Le persone evitanti hanno appreso, con molta probabilità, uno schema relazionale rifiutante, che tende a riattivare costantemente la percezione di un ambiente svalutante, anche quando questo in effetti non lo è. Esse hanno fame di relazioni ma, non avendo fatto sufficiente esperienza di amore condiviso e accettante, non sanno come fare a stare in relazione con l’altro, dunque evitano e si allontanano.

Lo stile relazionale di evitamento si struttura su un dolore di fondo: la mancanza di senso di appartenenza. L’evitante è dolorosamente inibito nella relazione, si sente inadeguato, prova ansia e vergogna, teme il giudizio.

Per qualche ragione, egli ha introiettato l’idea che manifestare sentimenti ed emozioni è pericoloso, e preferisce non esporsi, dunque non condivide i propri, di cui spesso nemmeno è consapevole, e non compie alcuno sforzo di comprendere quelli dell’altro.

La relazione con una persona evitante è spesso carica di silenzi, accompagnati da una sensazione di esclusione, non appartenenza, rifiuto.
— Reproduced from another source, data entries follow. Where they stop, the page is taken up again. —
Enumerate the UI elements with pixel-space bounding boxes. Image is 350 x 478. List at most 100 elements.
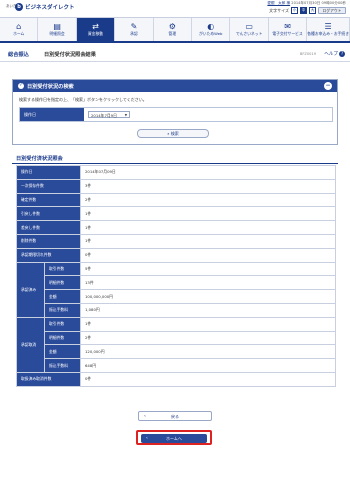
table-row: 承認済み 取引件数 5件 bbox=[16, 261, 336, 318]
nav-label: 明細照会 bbox=[49, 31, 65, 36]
row-value: 2014年07月09日 bbox=[80, 165, 336, 180]
table-row: 明細件数 2件 bbox=[17, 330, 336, 346]
operation-date-value: 2014年7月9日 bbox=[91, 113, 117, 118]
nav-approval[interactable]: ✎ 承認 bbox=[115, 18, 154, 41]
search-panel-icon: ✓ bbox=[18, 83, 24, 89]
row-value: 0件 bbox=[80, 247, 336, 263]
row-value: 2件 bbox=[80, 330, 336, 346]
row-header: 金額 bbox=[44, 344, 81, 360]
table-row: 削除件数 1件 bbox=[16, 233, 336, 249]
chevron-down-icon: ▼ bbox=[124, 113, 127, 117]
result-title: 日別受付済状況照会 bbox=[16, 156, 63, 162]
row-header: 取扱済み取消件数 bbox=[16, 371, 81, 387]
row-header: 明細件数 bbox=[44, 275, 81, 291]
user-info: 愛銀 太郎 様 2014年07月30日 09時00分00秒 bbox=[267, 1, 346, 6]
table-row: 差戻し件数 1件 bbox=[16, 220, 336, 235]
result-table: 操作日 2014年07月09日 一次保存件数 3件 確定件数 2件 引戻し件数 … bbox=[16, 165, 336, 387]
row-header: 削除件数 bbox=[16, 233, 81, 249]
row-value: 5件 bbox=[80, 261, 336, 277]
search-icon: ⌕ bbox=[167, 131, 170, 136]
search-button[interactable]: ⌕ 検索 bbox=[137, 129, 209, 138]
nav-e-delivery[interactable]: ✉ 電子交付サービス bbox=[269, 18, 308, 41]
search-panel: ✓ 日別受付状況の検索 − 検索する操作日を指定の上、「検索」ボタンをクリックし… bbox=[12, 79, 338, 145]
table-row: 確定件数 2件 bbox=[16, 192, 336, 208]
collapse-icon[interactable]: − bbox=[324, 82, 332, 90]
nav-statement[interactable]: ▤ 明細照会 bbox=[38, 18, 77, 41]
row-value: 0件 bbox=[80, 371, 336, 387]
nav-admin[interactable]: ⚙ 管理 bbox=[154, 18, 193, 41]
table-row: 振込手数料 648円 bbox=[17, 358, 336, 373]
help-link[interactable]: ヘルプ bbox=[324, 51, 338, 57]
row-value: 1件 bbox=[80, 206, 336, 222]
table-row: 引戻し件数 1件 bbox=[16, 206, 336, 222]
row-header: 確定件数 bbox=[16, 192, 81, 208]
search-description: 検索する操作日を指定の上、「検索」ボタンをクリックしてください。 bbox=[19, 97, 147, 102]
row-header: 承認期限切れ件数 bbox=[16, 247, 81, 263]
row-value: 1件 bbox=[80, 220, 336, 235]
nav-transfer[interactable]: ⇄ 資金移動 bbox=[76, 18, 116, 41]
row-value: 1,080円 bbox=[80, 302, 336, 318]
search-panel-title: 日別受付状況の検索 bbox=[27, 84, 74, 90]
nav-label: 各種お申込み・お手続き bbox=[307, 31, 350, 36]
font-size-label: 文字サイズ bbox=[269, 7, 289, 13]
row-value: 1件 bbox=[80, 316, 336, 332]
back-button-label: 戻る bbox=[171, 414, 179, 419]
logo-circle-icon: b bbox=[15, 3, 23, 11]
nav-label: 資金移動 bbox=[87, 31, 104, 36]
nav-label: でんさいネット bbox=[235, 31, 263, 36]
global-navigation: ⌂ ホーム ▤ 明細照会 ⇄ 資金移動 ✎ 承認 ⚙ 管理 ◐ がいためWeb … bbox=[0, 17, 350, 43]
last-login-time: 2014年07月30日 09時00分00秒 bbox=[291, 1, 346, 5]
screen-id: BFZ0019 bbox=[299, 52, 316, 56]
nav-home[interactable]: ⌂ ホーム bbox=[0, 18, 39, 41]
nav-label: ホーム bbox=[13, 31, 25, 36]
nav-densai[interactable]: ▭ でんさいネット bbox=[230, 18, 269, 41]
row-header: 振込手数料 bbox=[44, 358, 81, 373]
operation-date-row: 操作日 2014年7月9日 ▼ bbox=[19, 107, 333, 122]
row-header: 取引件数 bbox=[44, 316, 81, 332]
result-divider bbox=[12, 163, 338, 164]
row-header: 明細件数 bbox=[44, 330, 81, 346]
table-row: 金額 120,000円 bbox=[17, 344, 336, 360]
nav-label: 承認 bbox=[130, 31, 138, 36]
table-row: 操作日 2014年07月09日 bbox=[16, 165, 336, 180]
logo-text: ビジネスダイレクト bbox=[25, 5, 75, 11]
user-name-link[interactable]: 愛銀 太郎 様 bbox=[267, 1, 290, 5]
row-header: 取引件数 bbox=[44, 261, 81, 277]
font-size-large-button[interactable]: 大 bbox=[309, 7, 316, 14]
page-title: 日別受付状況照会結果 bbox=[44, 52, 96, 58]
table-row: 一次保存件数 3件 bbox=[16, 178, 336, 194]
table-row: 承認取消 取引件数 1件 bbox=[16, 316, 336, 373]
table-row: 振込手数料 1,080円 bbox=[17, 302, 336, 318]
nav-label: がいためWeb bbox=[199, 31, 223, 36]
row-group-header: 承認済み bbox=[16, 261, 45, 318]
header-controls: 文字サイズ 小 中 大 ログアウト bbox=[269, 7, 346, 14]
help-icon[interactable]: ? bbox=[339, 51, 345, 57]
page-header: 総合振込 日別受付状況照会結果 BFZ0019 ヘルプ ? bbox=[0, 46, 350, 62]
home-button-label: ホームへ bbox=[166, 436, 182, 441]
operation-date-label: 操作日 bbox=[20, 108, 84, 121]
table-row: 明細件数 13件 bbox=[17, 275, 336, 291]
business-direct-logo[interactable]: b ビジネスダイレクト bbox=[15, 3, 75, 11]
logout-button[interactable]: ログアウト bbox=[318, 7, 346, 14]
row-value: 3件 bbox=[80, 178, 336, 194]
home-button[interactable]: ‹ ホームへ bbox=[141, 434, 207, 443]
nav-label: 電子交付サービス bbox=[272, 31, 303, 36]
font-size-small-button[interactable]: 小 bbox=[291, 7, 298, 14]
row-value: 648円 bbox=[80, 358, 336, 373]
row-header: 操作日 bbox=[16, 165, 81, 180]
table-row: 取扱済み取消件数 0件 bbox=[16, 371, 336, 387]
back-button[interactable]: ‹ 戻る bbox=[138, 411, 212, 421]
operation-date-select[interactable]: 2014年7月9日 ▼ bbox=[88, 111, 130, 118]
row-value: 120,000円 bbox=[80, 344, 336, 360]
row-header: 一次保存件数 bbox=[16, 178, 81, 194]
font-size-medium-button[interactable]: 中 bbox=[300, 7, 307, 14]
row-value: 13件 bbox=[80, 275, 336, 291]
row-header: 引戻し件数 bbox=[16, 206, 81, 222]
row-header: 差戻し件数 bbox=[16, 220, 81, 235]
row-group-header: 承認取消 bbox=[16, 316, 45, 373]
search-panel-header[interactable]: ✓ 日別受付状況の検索 − bbox=[13, 80, 337, 92]
nav-gaitame-web[interactable]: ◐ がいためWeb bbox=[192, 18, 231, 41]
search-button-label: 検索 bbox=[170, 131, 179, 136]
nav-applications[interactable]: ☰ 各種お申込み・お手続き bbox=[307, 18, 350, 41]
row-value: 1件 bbox=[80, 233, 336, 249]
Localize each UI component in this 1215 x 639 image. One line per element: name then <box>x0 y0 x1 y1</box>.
Queste persone possono essere molto presenti fisicamente, si attivano particolarmente nel fornire sostegno di tipo pratico, nel tentativo inconscio di compensare le loro mancanze, ma sono emotivamente distanti e non si sente la connessione con loro.

Il partner potrà sentirsi solo e abbandonato, non capito, non avrà delle risposte emotive, non saprà quello che l’altro pensa e prova, e dovrà cercare di intuirlo. Stare con un evitante, dunque, è un po’ come stare da soli.

Essere affettivamente vicini significa pensarsi e sentirsi reciprocamente, esser-ci, appunto.

In mancanza di questo processo è estremamente difficile che una relazione possa evolvere in legame affettivo.